The “manifest disregard” standard does not survive Hall Street. That said, the only way to justify its continued existence is through a narrow construction that allows it to fall within the scope of Section 10 and that is consistent therefore with the “national policy favoring arbitration with just the limited review needed to maintain arbitration’s essential virtue of resolving disputes straightaway.” Id. The Seventh Circuit’s version of the standard arguably fits this bill.
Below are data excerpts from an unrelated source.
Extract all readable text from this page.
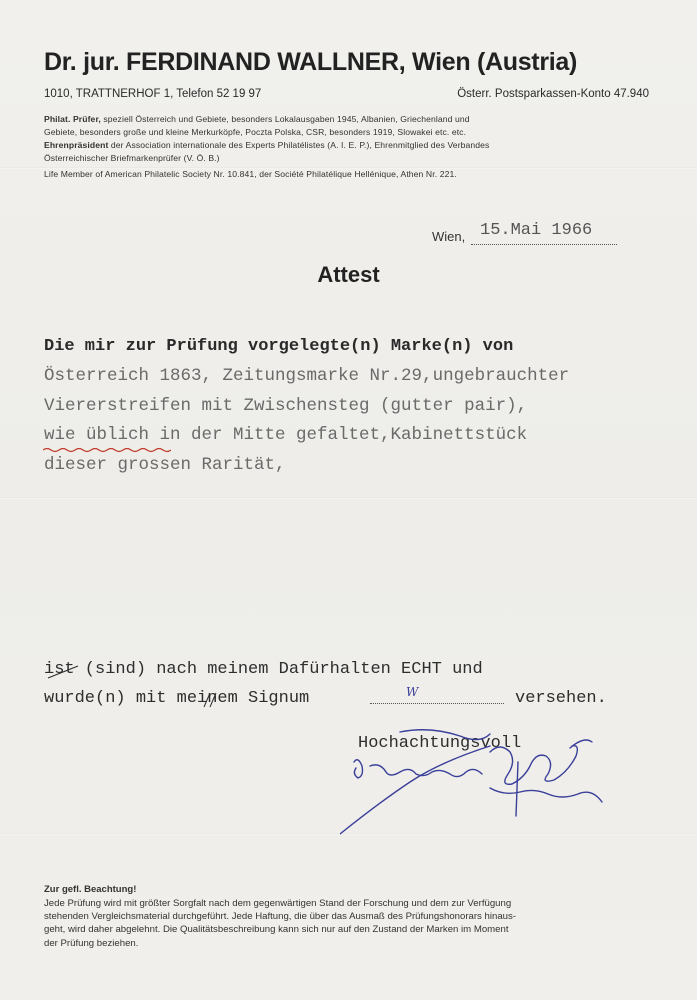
Dr. jur. FERDINAND WALLNER, Wien (Austria)
1010, TRATTNERHOF 1, Telefon 52 19 97	Österr. Postsparkassen-Konto 47.940
Philat. Prüfer, speziell Österreich und Gebiete, besonders Lokalausgaben 1945, Albanien, Griechenland und
Gebiete, besonders große und kleine Merkurköpfe, Poczta Polska, CSR, besonders 1919, Slowakei etc. etc.
Ehrenpräsident der Association internationale des Experts Philatélistes (A. I. E. P.), Ehrenmitglied des Verbandes
Österreichischer Briefmarkenprüfer (V. Ö. B.)
Life Member of American Philatelic Society Nr. 10.841, der Société Philatélique Hellénique, Athen Nr. 221.
Wien, 15.Mai 1966
Attest
Die mir zur Prüfung vorgelegte(n) Marke(n) von
Österreich 1863, Zeitungsmarke Nr.29,ungebrauchter
Viererstreifen mit Zwischensteg (gutter pair),
wie üblich in der Mitte gefaltet,Kabinettstück
dieser grossen Rarität,
ist (sind) nach meinem Dafürhalten ECHT und
wurde(n) mit meinem Signum	W	versehen.
Hochachtungsvoll
Zur gefl. Beachtung!
Jede Prüfung wird mit größter Sorgfalt nach dem gegenwärtigen Stand der Forschung und dem zur Verfügung
stehenden Vergleichsmaterial durchgeführt. Jede Haftung, die über das Ausmaß des Prüfungshonorars hinaus-
geht, wird daher abgelehnt. Die Qualitätsbeschreibung kann sich nur auf den Zustand der Marken im Moment
der Prüfung beziehen.
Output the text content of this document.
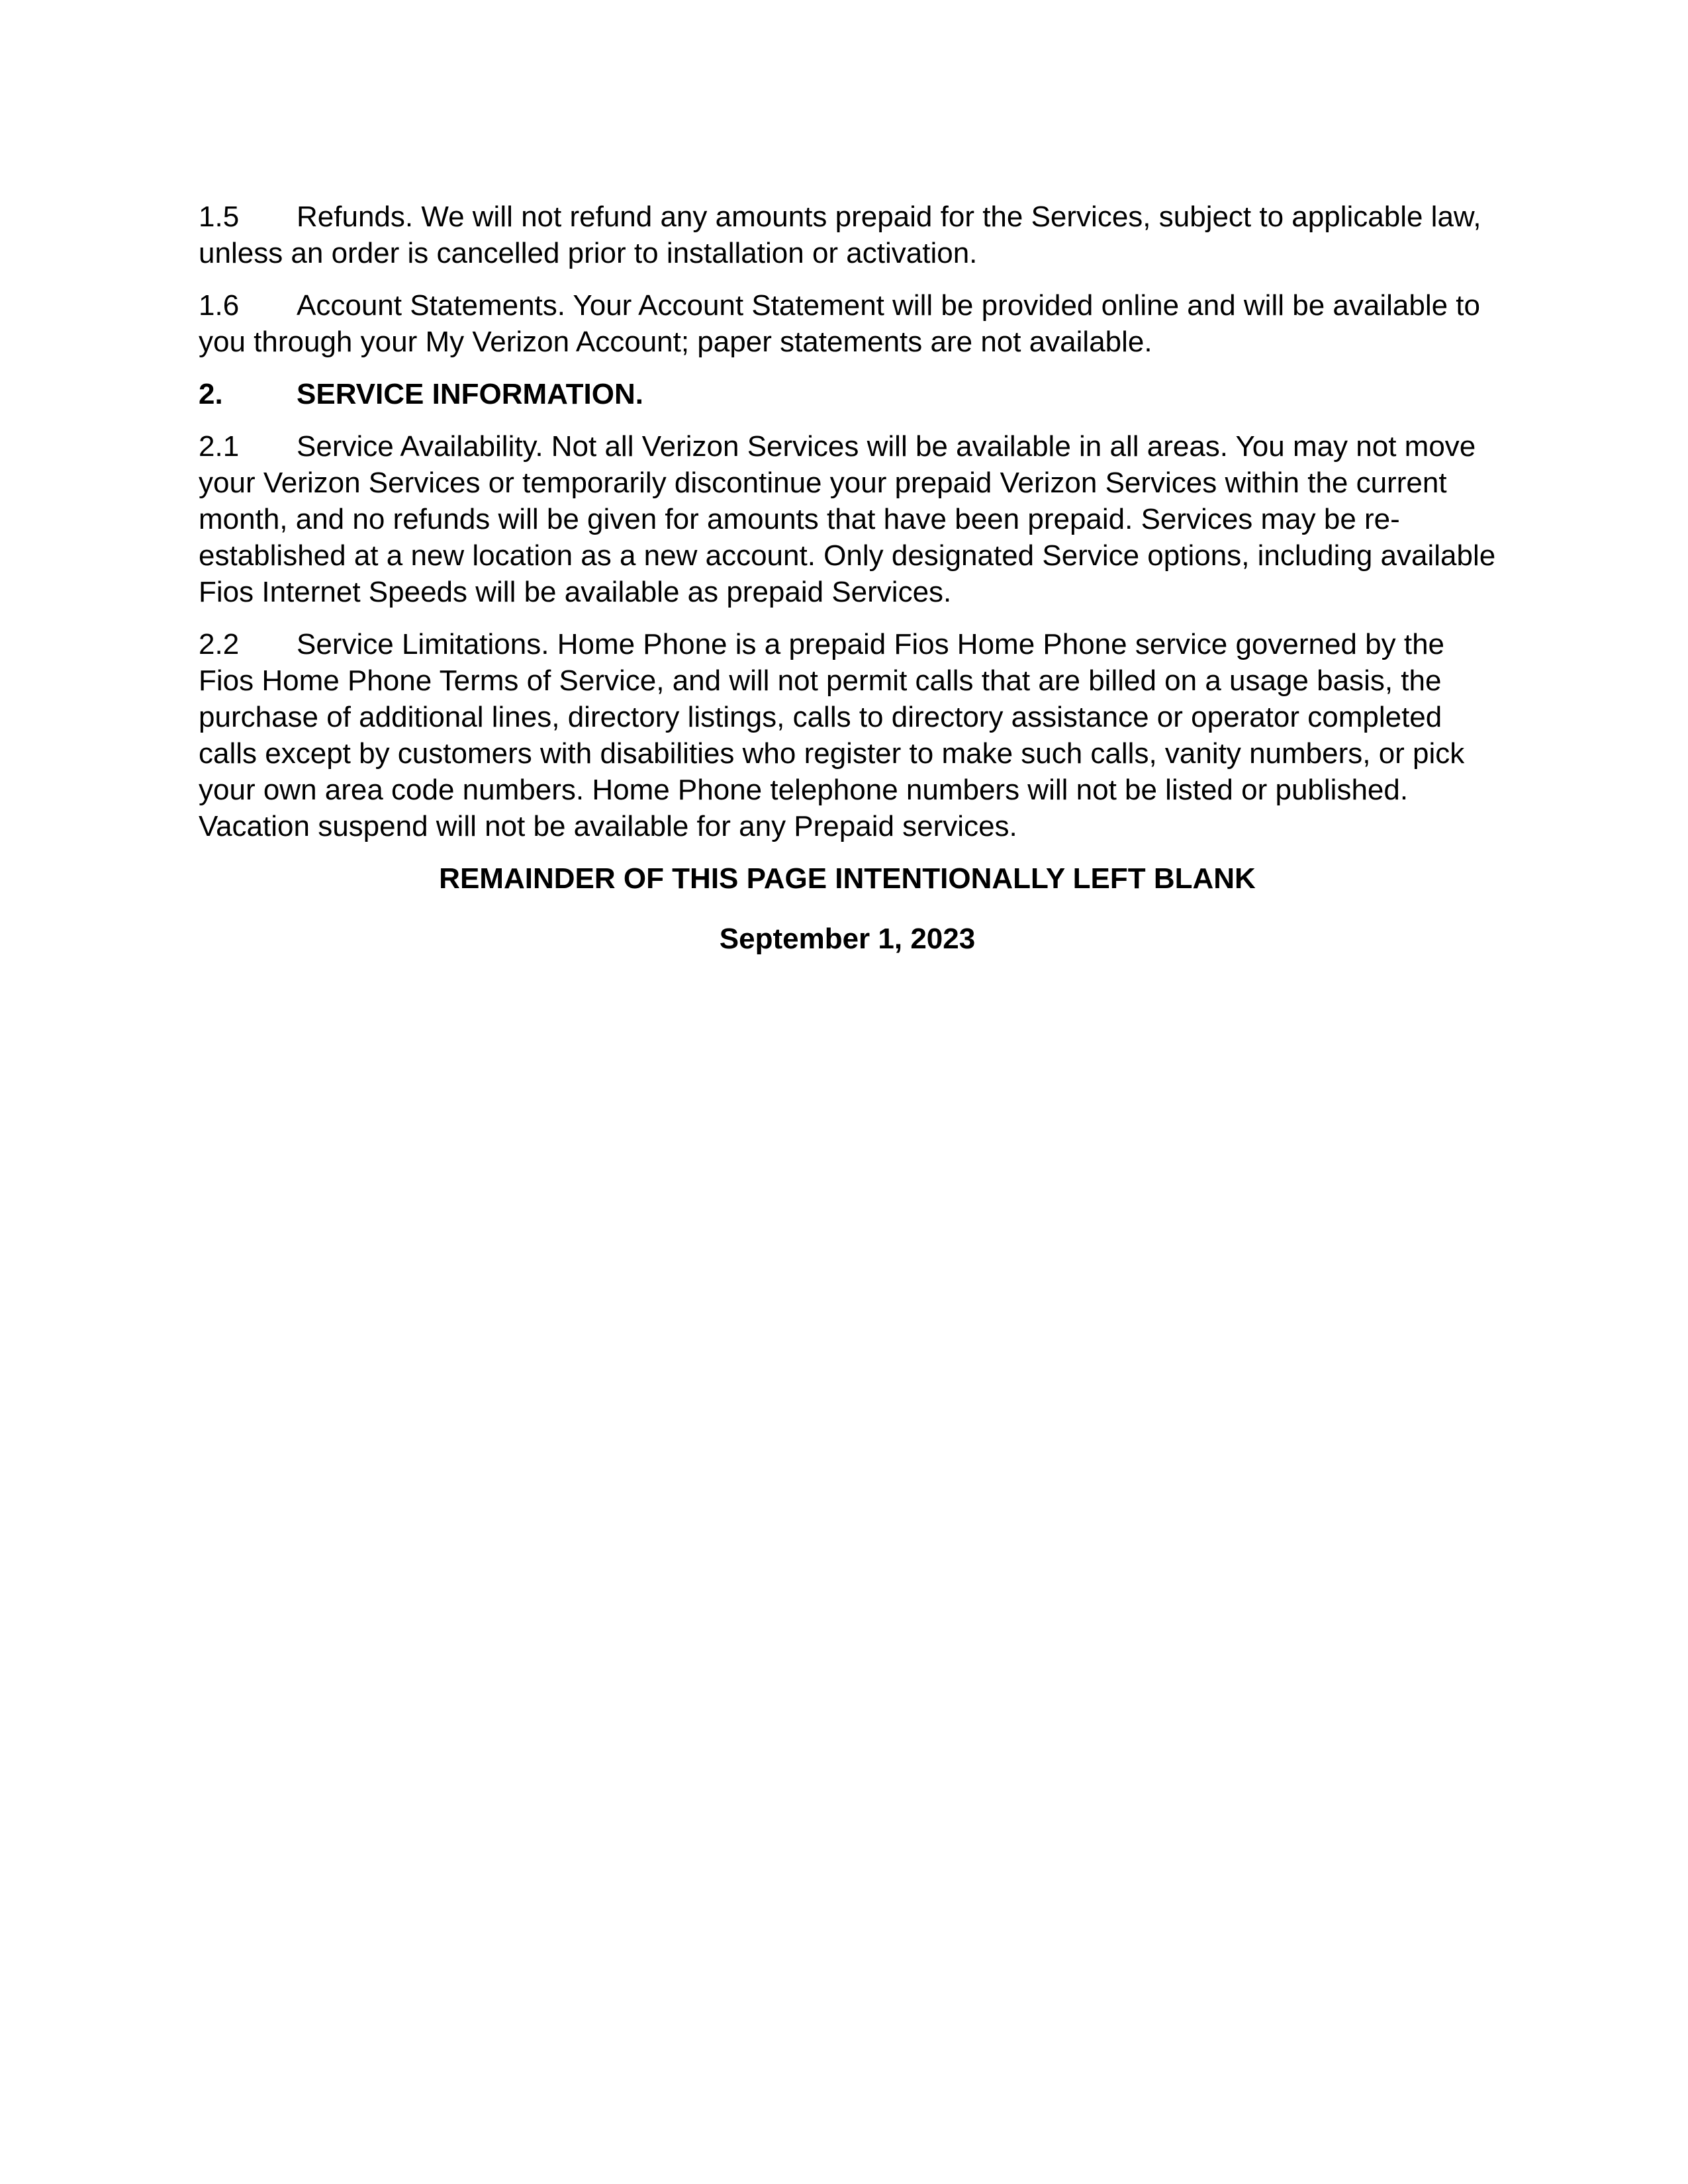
1.5 Refunds. We will not refund any amounts prepaid for the Services, subject to applicable law, unless an order is cancelled prior to installation or activation.

1.6 Account Statements. Your Account Statement will be provided online and will be available to you through your My Verizon Account; paper statements are not available.

2.	SERVICE INFORMATION.

2.1 Service Availability. Not all Verizon Services will be available in all areas. You may not move your Verizon Services or temporarily discontinue your prepaid Verizon Services within the current month, and no refunds will be given for amounts that have been prepaid. Services may be re-established at a new location as a new account. Only designated Service options, including available Fios Internet Speeds will be available as prepaid Services.

2.2 Service Limitations. Home Phone is a prepaid Fios Home Phone service governed by the Fios Home Phone Terms of Service, and will not permit calls that are billed on a usage basis, the purchase of additional lines, directory listings, calls to directory assistance or operator completed calls except by customers with disabilities who register to make such calls, vanity numbers, or pick your own area code numbers. Home Phone telephone numbers will not be listed or published. Vacation suspend will not be available for any Prepaid services.

REMAINDER OF THIS PAGE INTENTIONALLY LEFT BLANK

September 1, 2023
The Second Circuit’s plainly does not, but until the United States Supreme Court says otherwise, Stolt-Nielsen is the law in federal district courts in New York, Connecticut, and Vermont. As for federal law in New Jersey, until the Third Circuit pronounces otherwise, the meaning of Hall Street is a litigable issue that must be considered in proceedings to confirm an award.